Selene waved her over gently, “Come here, my child, come to me.”
Maggie approached her, and the woman embraced her. She still had body heat, a temperature wrapped in clouds and kissed by the sun. She exuded a unique fragrance that was hard to describe. Maggie held her tightly, “Mom.”
“I’m so sorry it took so long to see you,” Selene stroked Maggie’s cheek. After Maggie arrived at the Blue Moon Pack, Elizabeth and Thomas had done everything to help her regain her health. She wasn’t as thin as before, but she was still a little person, as if she could be blown away by the wind at any moment.
If possible, Selene wished she could keep her by her side, feed her cookies, give her milk, wipe away the food residue from her lips when she ate, and console her when she cried.
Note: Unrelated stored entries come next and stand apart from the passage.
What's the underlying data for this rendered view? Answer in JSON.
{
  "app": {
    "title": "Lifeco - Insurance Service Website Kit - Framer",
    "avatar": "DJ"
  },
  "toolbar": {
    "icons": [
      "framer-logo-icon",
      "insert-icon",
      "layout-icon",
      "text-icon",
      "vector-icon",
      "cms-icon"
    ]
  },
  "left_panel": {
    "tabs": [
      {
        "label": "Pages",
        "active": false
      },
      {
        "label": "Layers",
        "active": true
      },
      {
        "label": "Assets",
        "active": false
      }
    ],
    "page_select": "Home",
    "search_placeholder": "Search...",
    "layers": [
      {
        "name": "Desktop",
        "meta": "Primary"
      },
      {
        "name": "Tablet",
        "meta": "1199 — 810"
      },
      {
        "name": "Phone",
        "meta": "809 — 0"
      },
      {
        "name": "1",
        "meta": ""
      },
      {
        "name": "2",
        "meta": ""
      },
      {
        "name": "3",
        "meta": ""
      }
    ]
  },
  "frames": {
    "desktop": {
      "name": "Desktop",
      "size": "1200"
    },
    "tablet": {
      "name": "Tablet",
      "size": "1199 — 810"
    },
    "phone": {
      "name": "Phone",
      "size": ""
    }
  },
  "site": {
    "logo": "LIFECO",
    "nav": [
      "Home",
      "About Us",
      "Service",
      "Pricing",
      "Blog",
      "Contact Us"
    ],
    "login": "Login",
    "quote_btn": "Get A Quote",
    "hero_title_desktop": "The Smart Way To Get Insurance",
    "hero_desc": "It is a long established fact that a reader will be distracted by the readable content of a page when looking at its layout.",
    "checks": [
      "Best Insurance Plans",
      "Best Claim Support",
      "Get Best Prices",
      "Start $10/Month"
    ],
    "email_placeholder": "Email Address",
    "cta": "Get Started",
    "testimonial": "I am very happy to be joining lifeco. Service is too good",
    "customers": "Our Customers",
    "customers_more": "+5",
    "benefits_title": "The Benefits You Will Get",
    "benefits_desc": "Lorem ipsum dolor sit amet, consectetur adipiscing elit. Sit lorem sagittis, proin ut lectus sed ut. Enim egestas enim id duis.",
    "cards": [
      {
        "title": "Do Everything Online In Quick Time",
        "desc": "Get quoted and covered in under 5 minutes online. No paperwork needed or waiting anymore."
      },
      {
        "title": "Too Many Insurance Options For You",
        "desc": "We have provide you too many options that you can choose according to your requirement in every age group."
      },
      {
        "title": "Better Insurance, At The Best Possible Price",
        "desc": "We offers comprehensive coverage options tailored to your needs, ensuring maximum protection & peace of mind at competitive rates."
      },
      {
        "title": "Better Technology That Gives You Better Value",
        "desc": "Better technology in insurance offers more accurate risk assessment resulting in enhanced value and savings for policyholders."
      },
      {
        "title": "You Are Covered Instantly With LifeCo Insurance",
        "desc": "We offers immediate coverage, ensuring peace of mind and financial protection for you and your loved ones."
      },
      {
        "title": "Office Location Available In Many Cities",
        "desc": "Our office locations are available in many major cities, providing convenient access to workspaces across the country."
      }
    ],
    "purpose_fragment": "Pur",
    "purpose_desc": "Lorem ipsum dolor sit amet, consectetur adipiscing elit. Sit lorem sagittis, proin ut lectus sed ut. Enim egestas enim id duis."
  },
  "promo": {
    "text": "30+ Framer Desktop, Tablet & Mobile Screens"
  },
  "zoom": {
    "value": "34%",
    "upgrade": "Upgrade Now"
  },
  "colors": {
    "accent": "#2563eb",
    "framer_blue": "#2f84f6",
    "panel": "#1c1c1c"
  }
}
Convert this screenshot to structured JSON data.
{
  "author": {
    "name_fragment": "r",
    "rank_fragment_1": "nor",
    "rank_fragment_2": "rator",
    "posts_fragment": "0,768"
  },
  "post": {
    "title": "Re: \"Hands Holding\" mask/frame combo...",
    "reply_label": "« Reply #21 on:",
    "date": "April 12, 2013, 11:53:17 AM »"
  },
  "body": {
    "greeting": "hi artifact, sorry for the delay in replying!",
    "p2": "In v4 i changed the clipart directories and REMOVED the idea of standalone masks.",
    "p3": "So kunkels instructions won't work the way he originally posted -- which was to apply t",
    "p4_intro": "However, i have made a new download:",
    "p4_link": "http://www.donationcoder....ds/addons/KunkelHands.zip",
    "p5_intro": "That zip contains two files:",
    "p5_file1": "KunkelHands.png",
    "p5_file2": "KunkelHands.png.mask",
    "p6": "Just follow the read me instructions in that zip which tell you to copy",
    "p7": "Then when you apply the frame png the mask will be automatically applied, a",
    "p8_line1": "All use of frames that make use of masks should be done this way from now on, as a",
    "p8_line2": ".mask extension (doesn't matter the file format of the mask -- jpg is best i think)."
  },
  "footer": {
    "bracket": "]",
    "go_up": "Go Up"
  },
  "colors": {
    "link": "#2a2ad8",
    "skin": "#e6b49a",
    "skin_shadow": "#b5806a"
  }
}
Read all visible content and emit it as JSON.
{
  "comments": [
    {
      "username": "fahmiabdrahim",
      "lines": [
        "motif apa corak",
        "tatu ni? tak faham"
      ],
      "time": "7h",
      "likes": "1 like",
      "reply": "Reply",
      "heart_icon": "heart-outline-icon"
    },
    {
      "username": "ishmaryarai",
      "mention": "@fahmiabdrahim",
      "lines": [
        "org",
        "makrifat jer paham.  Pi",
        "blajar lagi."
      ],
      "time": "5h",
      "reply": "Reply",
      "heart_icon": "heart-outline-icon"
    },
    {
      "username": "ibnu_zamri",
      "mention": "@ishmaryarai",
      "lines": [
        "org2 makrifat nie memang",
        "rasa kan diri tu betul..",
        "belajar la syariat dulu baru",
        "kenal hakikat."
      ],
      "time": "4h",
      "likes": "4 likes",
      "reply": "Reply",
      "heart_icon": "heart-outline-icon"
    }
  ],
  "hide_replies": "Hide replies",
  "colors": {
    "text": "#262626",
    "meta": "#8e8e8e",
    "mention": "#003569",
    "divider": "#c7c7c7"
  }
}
She wanted to see her in beautiful dresses, her hair and skirt swirling in the wind, to teach her the ways of the world. It didn’t matter whether she became a werewolf or a human, a vampire or any other race. She only wished for her to grow up healthy and happy, and to lead a life filled with joy and happiness.
But it was impossible. From the day she became a deity, she knew that her daughter’s life would be as turbulent as her own, as the path to godhood was always fraught with twists and turns. They often had to face more disasters they didn’t want to face, endure unbearable pain that only they knew. Outsiders couldn’t glimpse even a fraction of their secrets.
“I am a fallen deity with no surplus power. The very act of merging Aldrich and his wolf was difficult. The little power left couldn’t support me in finding you. I could only wait for the day you became aware of the power within you and sought me out.”
Aldrich?
Maggie exclaimed in surprise, “You’ve already met Aldrich and the silver wolf?”